3. Is there anything about my points that need further clarification?


skeeterN
skeeterN

@AvgGeorgian  There's a BIG difference from communicating online, on a hot Sunday afternoon, than updating your FB status during algebra I class.  Agree??

newsphile
newsphile

@AvgGeorgian @skeeterN     I think parents should teach their student-age children to respect their teachers.  When a teacher says to put away your phone, the student should know the parent also expects the student to put it away.  School is for learning many different things, one of which is that sometimes you have to do something you might not like.  This generation of students has difficulty accepting that, and their parents are their biggest enablers. 

Iluvnutella
Iluvnutella

Now Verizon dictates how/what we teach...sheesh.

How many more hands do we need in the pot?

Savdon
Savdon

@Iluvnutella Actually, no, they don't.  But they did need to know why EVERY cellphone within range of that tower was INOP.

Class is dismissed.

JeffreyEav
JeffreyEav

Let's use it as a teaching moment. Let them have their phones in their pocket on vibrate. Establish rules that any normal business person would use in a business meeting. Have tough penalties for improper etiquette.

redweather
redweather

@JeffreyEav While I agree that this is one way to do it, I would rather give them a positive incentive for putting away their phones than penalize them.

newsphile
newsphile

@redweather @JeffreyEav     I like the school that teaches students they are free to make choices, but they have to accept the consequences of their choices.  Teachers and administrators who give out consistent, fair penalties are respected by students.  Although they fuss about them, teens feel more secure with rules and guidelines.  Most parents don't teach their children to follow rules, but someone has to do so.  Learning to follow rules will literally save some of their lives. 

SoGAVet
SoGAVet

Students DON'T need phones in school.  They cheat with them and drag all manner of social drama into the already hormonally charged atmosphere.


A few years ago, our school policy was: Use of cell phone results in 30 days loss of the phone.  No "writing anyone up" just turn in the phone and the parent could pick it up 30 days later.  Second offense was 60 days, the third was to for the rest of the year.

Parents complained "they were paying for the phones" and schools had no right to take them up.  The school caved.

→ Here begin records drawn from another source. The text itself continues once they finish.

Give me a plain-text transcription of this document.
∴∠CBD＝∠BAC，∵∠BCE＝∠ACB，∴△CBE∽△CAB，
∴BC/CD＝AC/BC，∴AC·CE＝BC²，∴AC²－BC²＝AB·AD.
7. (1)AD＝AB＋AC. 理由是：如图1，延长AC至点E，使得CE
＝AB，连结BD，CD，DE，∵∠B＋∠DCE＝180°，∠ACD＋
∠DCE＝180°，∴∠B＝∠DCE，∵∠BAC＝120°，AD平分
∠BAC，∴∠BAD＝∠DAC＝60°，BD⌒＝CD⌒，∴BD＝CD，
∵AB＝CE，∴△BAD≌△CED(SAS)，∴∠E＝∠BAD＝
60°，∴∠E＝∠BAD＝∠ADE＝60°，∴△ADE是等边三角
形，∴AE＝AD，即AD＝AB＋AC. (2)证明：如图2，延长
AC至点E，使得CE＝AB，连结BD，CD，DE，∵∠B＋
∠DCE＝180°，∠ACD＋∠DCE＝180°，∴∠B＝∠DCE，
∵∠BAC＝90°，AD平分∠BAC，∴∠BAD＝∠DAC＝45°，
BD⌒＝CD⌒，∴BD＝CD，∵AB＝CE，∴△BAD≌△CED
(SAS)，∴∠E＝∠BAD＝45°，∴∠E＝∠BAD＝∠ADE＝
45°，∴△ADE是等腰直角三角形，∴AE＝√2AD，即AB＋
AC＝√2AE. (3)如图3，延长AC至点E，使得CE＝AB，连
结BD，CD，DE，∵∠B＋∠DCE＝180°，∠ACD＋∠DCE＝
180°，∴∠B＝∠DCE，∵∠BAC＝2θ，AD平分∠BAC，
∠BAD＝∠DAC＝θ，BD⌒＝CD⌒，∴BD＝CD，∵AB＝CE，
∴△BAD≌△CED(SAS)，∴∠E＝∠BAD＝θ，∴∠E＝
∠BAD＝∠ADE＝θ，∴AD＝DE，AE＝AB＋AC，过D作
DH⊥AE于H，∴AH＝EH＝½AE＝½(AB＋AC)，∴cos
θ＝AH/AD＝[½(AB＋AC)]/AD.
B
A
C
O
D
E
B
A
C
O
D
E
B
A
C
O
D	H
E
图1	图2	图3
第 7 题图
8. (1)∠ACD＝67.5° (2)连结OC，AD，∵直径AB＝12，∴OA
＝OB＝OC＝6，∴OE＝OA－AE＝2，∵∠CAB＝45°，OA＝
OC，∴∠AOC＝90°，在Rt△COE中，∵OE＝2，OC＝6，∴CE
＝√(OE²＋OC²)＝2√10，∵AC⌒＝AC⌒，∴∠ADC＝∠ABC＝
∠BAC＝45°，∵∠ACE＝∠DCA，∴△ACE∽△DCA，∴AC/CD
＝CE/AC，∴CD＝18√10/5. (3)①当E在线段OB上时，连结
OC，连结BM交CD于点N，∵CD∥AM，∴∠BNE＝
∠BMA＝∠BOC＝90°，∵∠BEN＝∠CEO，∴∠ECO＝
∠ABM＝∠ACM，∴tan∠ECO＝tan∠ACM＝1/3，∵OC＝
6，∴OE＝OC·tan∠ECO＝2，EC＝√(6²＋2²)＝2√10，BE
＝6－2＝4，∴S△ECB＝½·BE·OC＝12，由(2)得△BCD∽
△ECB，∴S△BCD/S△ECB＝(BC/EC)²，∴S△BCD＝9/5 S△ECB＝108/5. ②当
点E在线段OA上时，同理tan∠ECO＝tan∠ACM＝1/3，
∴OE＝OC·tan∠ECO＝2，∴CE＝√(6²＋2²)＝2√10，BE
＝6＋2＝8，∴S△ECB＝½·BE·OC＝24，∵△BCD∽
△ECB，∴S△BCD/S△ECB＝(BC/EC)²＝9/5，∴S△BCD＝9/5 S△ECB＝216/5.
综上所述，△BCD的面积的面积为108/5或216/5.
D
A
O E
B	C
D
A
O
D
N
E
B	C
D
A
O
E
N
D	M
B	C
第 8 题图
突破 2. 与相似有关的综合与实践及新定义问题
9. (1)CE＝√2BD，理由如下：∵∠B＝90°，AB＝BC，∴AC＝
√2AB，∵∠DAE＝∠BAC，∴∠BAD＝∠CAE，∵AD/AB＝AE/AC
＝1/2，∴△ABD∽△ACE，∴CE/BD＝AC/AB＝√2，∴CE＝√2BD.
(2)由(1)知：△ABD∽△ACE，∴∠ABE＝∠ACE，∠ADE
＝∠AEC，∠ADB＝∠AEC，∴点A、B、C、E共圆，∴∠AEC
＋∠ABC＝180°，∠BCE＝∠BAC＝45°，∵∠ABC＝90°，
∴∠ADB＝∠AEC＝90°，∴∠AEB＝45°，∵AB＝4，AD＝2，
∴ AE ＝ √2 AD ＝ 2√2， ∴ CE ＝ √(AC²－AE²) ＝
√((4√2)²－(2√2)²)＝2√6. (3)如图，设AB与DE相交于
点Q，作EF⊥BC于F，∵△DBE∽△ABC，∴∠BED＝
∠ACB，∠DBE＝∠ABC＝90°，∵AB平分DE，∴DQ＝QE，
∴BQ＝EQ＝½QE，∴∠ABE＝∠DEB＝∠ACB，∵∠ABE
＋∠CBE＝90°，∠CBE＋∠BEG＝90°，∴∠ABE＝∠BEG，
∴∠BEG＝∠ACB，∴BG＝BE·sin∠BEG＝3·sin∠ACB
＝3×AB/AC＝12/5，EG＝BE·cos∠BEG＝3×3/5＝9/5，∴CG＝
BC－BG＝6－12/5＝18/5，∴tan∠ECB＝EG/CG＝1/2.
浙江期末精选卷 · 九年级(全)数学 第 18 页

During state testing, no student is allowed to have a cell phone in the classroom.  When I saw the improved behavior and lack of distraction, I vowed I would strictly enforce a no-phone policy in my classroom next year.  I will speak with my principal and get his concurrence.

We don't need policies that heap lots of administrivia on the schools nor allow students to fail for refusal to comply.  We just need to enforce the rules. 

Observant1
Observant1

Put a box on the teacher's desk and have the kids drop their phones in when they walk in and retrieve them when they leave. Turn off the ringers during class.  Problem solved.

Quidocetdiscit
Quidocetdiscit

@Observant1


Unfortunately, someone would grab another student's phone and then the teacher would be held accountable.

eagle9857
eagle9857

@Observant1 Can't do that because then you have students taking someone else's phone.

ScienceTeacher671
ScienceTeacher671

@redweather @skeeterN @Observant1 Your college students are more like the motivated students in the study who were able to block off worrying about their cell phones.


Too many high school students would think they could get away with hiding the phone in a purse or a pocket, because they might get an important message that couldn't wait 50 minutes.

redweather
redweather

@ScienceTeacher671 @redweather @skeeterN @Observant1 One would like to think that all the money being spent on their college education would make college students motivated to learn and succeed.  Unfortunately, that isn't the case for many students.  They are not all that far removed from high school, and their behaviors prove that time and again.

sciblue
sciblue

@Observant1 Who is going to monitor who picks up what phone? I certainly don't want to take time to make sure every kids gets the right phone. I don't want parents blaming me when their kid's $500 phone goes missing.